Liebster Bruder!
Schon längst hätte ich Dir wieder schreiben sollen. Verzeih’ meine Saumseligkeit der Art von Unfähigkeit, die mich noch oft befangen hält. Ich leide von keinem wesentlichen Übel, aber das traurige Gefühl, nicht völlig gesund werden zu können, trübt mir den Geist und hindert, mit körperlichen Beschwerden vereint, mich selbst am Briefschreiben, geschweige an ernstlicherer Arbeit. Die unangenehme Witterung, welche hier eine Menge Krankheiten erzeugt, ist das größte Hinderniß meiner Genesung. Noch habe ich bis jetzt nur Einmal – seit fast drei Monaten das erstemal – wieder ausgehen können, es war ein schöner und sonniger Tag, aber seitdem leide ich auch am heftigsten Schnupfen mit Kopfweh, wozu sich denn auch die gewöhnlichen Unterleibsleiden gesellen. Es scheint eben, als solle ich nie wieder gesund werden, in dem hiesigen Clima wenigstens. Du wirst, wenn ich nach Stuttgart komme, Deine Kunst und Wissenschaft an mir beweisen können; vielleicht findest Du wenigstens, wo der Grund des Uebels liegt, was alle meine bisherigen Ärzte nicht vermochten. Ich hoffte sicher, mit oder doch die Reise antreten zu können; aber die Masse Schnee, die der Himmel wieder zwischen uns geworfen, und das durchaus ungesunde, zwischen Aufthauen und Frieren oft binnen einer Stunde wechselnde, Wetter schiebt die Erfüllung dieser Hoffnung noch in ziemliche Ferne hinaus. Eh’ ich die Reise wagen dürfte, müßte ich doch wenigstens längere Zeit zuvor mich der Luft ausgesetzt haben und wieder angefangen haben, wie ein andrer Mensch zu leben. Aber eben diese Vorübungen leidet die Witterung und mein bisheriges Befinden nicht. Noch immer habe ich auch den Schmerz in der linken Seite, eben da, wo ich während des Fiebers das Stechen empfand. Der Schmerz weicht und wankt nicht, eher nimmt er bisweilen zu als ab – doch genug von diesen unangenehmen Dingen. – –
Die unerwartete Nachricht von dem unsres guten Onkels hat mich recht betrübt. Ich hatte mich gefreut, ihn nach so langer Zeit einmal wieder zu sehen und hätte ihm gern, auch noch meine Kinder gezeigt. Auch dieß sollte nicht seyn. Ihm gönne ich seine Ruhe, die er redlich, wie nicht leicht einer, verdient hat, und wie man auch übrigens von ihm denken möge, seines Gleichen wird die Wirtembergische Kirche nicht sobald wieder sehen. Ich erkenne es als eine besondre Güte von ihm, daß er auch meiner in seinem letzten Willen nicht vergessen, da ich ihm so lange Zeit fern und fremd war.

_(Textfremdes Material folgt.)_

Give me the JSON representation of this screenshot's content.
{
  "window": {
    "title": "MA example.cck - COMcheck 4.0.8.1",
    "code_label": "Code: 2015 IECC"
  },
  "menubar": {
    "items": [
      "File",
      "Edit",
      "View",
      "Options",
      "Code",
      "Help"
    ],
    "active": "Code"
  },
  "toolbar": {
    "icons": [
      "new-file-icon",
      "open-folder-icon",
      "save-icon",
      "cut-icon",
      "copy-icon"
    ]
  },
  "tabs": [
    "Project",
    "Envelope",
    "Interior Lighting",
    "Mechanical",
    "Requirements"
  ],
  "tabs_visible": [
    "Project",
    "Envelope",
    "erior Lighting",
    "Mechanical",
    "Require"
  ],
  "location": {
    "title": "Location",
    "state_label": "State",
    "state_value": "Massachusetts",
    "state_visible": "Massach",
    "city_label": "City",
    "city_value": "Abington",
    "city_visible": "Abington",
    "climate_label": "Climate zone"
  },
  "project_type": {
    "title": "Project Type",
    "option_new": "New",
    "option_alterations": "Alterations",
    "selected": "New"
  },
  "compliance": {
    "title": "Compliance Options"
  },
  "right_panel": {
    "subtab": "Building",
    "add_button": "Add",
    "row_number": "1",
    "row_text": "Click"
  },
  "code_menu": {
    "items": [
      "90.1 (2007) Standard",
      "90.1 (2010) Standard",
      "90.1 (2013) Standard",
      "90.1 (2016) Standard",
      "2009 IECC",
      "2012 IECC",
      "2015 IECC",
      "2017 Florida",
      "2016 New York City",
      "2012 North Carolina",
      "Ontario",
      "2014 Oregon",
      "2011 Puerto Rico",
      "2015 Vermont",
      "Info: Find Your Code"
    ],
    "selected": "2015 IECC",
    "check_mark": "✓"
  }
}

Ich wünsche sehr, heute auch noch, endlich einmal, unsrer lieben Schwester, dann Herrn von Wächter und Louis Gross antworten zu können. Wenn es nicht geschieht, so entschuldige mich damit, daß Schnupfen- Kopf- und Augenschmerzen es nicht erlaubten, und sage einstweilen Herrn von Wächter so wie dem Louis daß ich die überschickten 500 fl. richtig empfangen habe.
Lebe recht wohl mit Deiner lieben Frau, der wir uns herzlich empfehlen. Unsre Kinder sind wieder ganz wohl. Paul und das jüngste sind vom Scharlach verschont worden. Ich sehne mich recht, bald zu Dir zu kommen, aber noch bin ich weit davon. Nochmals leb’ recht wohl.
Dein
tr˖[euer] Br˖[uder]
Fr.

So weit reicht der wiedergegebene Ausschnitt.